THE DRY MOUNTAIN AIR

Our Grandma Dahling arrived from the train station

In a limousine: an old Lincoln touring car

With immense, black, shiny, rounded fenders

And a silver ornament of Nike on the hood.

She wore a long black coat and pearl-gray gloves.

White hair, very soft white, and carefully curled.

Also rimless glasses with thin gold frames.

Once in the house, having presented ourselves

To be hugged completely, the important thing

Was to watch her take off her large, black,

Squarish, thatched, and feathered confection of a hat.

She raised both hands above her head, elbows akimbo,

Lifting the black scrim of a veil in the process,

Removed a pin from either side, and lifted it,

Gingerly, straight up, as if it were a saucer of water

That I must not spill, and then she set it down,

Carefully, solicitously even, as if it were a nest

Of fledgling birds (which it somewhat resembled),

And then there arrived, after she had looked at the hat

For a moment to see that it wasn’t going to move,

The important thing. Well, she would say, well, now,

In a musical German-inflected English, touching together

Her two soft, white, ungloved hands from which emanated

The slightly spiced, floral scent of some hand lotion

That made the hands of great-grandmothers singularly soft,

And regard us, and shake her head just a little, but for a while,

To express her wonder at our palpable bodies before her,

And then turn to her suitcase on the sea chest in the hall,

Not having been transferred yet to her bedroom by my father

Who had hauled it up the long, precipitous front stairs;

She flipped open the brass clasps and the shield-shaped lock

She had not locked and opened the case to a lavender interior

From which rose the scent of chocolate, mingled faintly

With the smell of anise from the Christmas cookies

That she always baked. But first were the paper mats

From the dining car of the California Zephyr, adorned

With soft pastel images of what you might see

From the Vista Car: Grand Canyon, Mount Shasta,

A slightly wrinkled Bridal Veil Falls, and, serene, contemplative

Almost, a view of Lake Louise, intimate to me because,

Although it was Canadian, it bore my mother’s name.

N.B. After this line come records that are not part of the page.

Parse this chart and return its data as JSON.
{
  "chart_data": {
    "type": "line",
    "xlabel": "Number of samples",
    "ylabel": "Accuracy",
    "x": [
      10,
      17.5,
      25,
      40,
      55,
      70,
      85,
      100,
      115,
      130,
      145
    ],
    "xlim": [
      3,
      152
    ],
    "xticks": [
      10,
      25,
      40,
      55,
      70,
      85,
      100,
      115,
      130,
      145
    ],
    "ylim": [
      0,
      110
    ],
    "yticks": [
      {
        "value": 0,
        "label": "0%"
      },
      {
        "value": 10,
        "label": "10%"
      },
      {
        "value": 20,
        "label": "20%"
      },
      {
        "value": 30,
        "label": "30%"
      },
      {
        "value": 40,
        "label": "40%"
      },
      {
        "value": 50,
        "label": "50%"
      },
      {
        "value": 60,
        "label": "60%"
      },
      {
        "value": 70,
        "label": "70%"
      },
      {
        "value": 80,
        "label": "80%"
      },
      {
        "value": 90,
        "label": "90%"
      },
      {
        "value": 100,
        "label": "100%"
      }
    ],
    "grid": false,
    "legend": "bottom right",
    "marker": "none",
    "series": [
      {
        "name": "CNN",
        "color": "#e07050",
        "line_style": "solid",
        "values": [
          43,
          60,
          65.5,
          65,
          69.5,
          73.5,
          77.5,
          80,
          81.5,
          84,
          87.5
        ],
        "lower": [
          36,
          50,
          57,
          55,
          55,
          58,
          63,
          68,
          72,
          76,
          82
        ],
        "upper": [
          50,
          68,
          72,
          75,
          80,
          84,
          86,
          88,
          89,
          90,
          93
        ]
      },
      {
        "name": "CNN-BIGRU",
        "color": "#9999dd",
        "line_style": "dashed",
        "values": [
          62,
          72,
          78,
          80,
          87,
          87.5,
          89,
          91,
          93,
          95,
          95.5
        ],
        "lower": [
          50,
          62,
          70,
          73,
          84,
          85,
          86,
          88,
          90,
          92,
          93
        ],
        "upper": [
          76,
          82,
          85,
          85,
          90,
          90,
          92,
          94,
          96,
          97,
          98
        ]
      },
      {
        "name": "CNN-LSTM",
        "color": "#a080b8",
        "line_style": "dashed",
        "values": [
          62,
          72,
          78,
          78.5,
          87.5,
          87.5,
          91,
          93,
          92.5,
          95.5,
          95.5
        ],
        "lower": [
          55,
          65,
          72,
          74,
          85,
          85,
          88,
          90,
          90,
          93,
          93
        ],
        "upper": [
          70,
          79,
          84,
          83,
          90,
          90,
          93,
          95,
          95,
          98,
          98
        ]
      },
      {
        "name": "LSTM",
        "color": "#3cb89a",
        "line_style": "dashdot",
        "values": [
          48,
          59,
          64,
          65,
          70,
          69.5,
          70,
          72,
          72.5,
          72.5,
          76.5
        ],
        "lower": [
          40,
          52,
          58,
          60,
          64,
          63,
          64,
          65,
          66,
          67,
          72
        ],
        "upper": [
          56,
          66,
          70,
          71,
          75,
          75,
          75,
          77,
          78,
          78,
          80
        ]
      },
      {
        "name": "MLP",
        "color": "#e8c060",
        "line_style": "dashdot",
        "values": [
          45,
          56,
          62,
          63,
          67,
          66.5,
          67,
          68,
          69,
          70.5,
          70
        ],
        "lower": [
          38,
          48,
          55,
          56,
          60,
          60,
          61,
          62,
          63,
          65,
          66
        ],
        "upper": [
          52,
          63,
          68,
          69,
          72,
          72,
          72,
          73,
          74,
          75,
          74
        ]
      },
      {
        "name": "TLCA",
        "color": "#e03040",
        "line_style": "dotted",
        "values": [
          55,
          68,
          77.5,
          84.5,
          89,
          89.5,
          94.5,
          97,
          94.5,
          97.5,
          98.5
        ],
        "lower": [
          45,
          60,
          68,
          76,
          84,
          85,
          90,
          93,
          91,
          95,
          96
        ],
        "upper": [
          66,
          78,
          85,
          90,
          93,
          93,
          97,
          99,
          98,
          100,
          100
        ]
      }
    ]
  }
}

My brother and I each got two views. He, being the eldest,

Always took Grand Canyon, which I found obscurely terrifying

And so being second was always a relief. I took Lake Louise

And he took Half Dome and the waterfall, and she looked surprised

That we were down to one and handed me the brooding angel,

Shasta. And then from under layers of shimmery print dresses,

She produced, as if relieved that it wasn’t lost, the largest chocolate bar

That either of us had ever seen. Wrapped in dignified brown paper,

On which ceremonial, silvery capital letters must have announced—

I couldn’t read—the sort of thing it was. These were the war years.

Chocolate was rationed. The winey, dark scent rose like manna

In the air and filled the room. My brother, four years older,

Says this never happened. Not once. She never visited the house

On Jackson Street with its sea air and the sound of fog horns

At the Gate. I thought it might help to write it down here

That the truth of things might be easier to come to

On a quiet evening in the clear, dry, mountain air.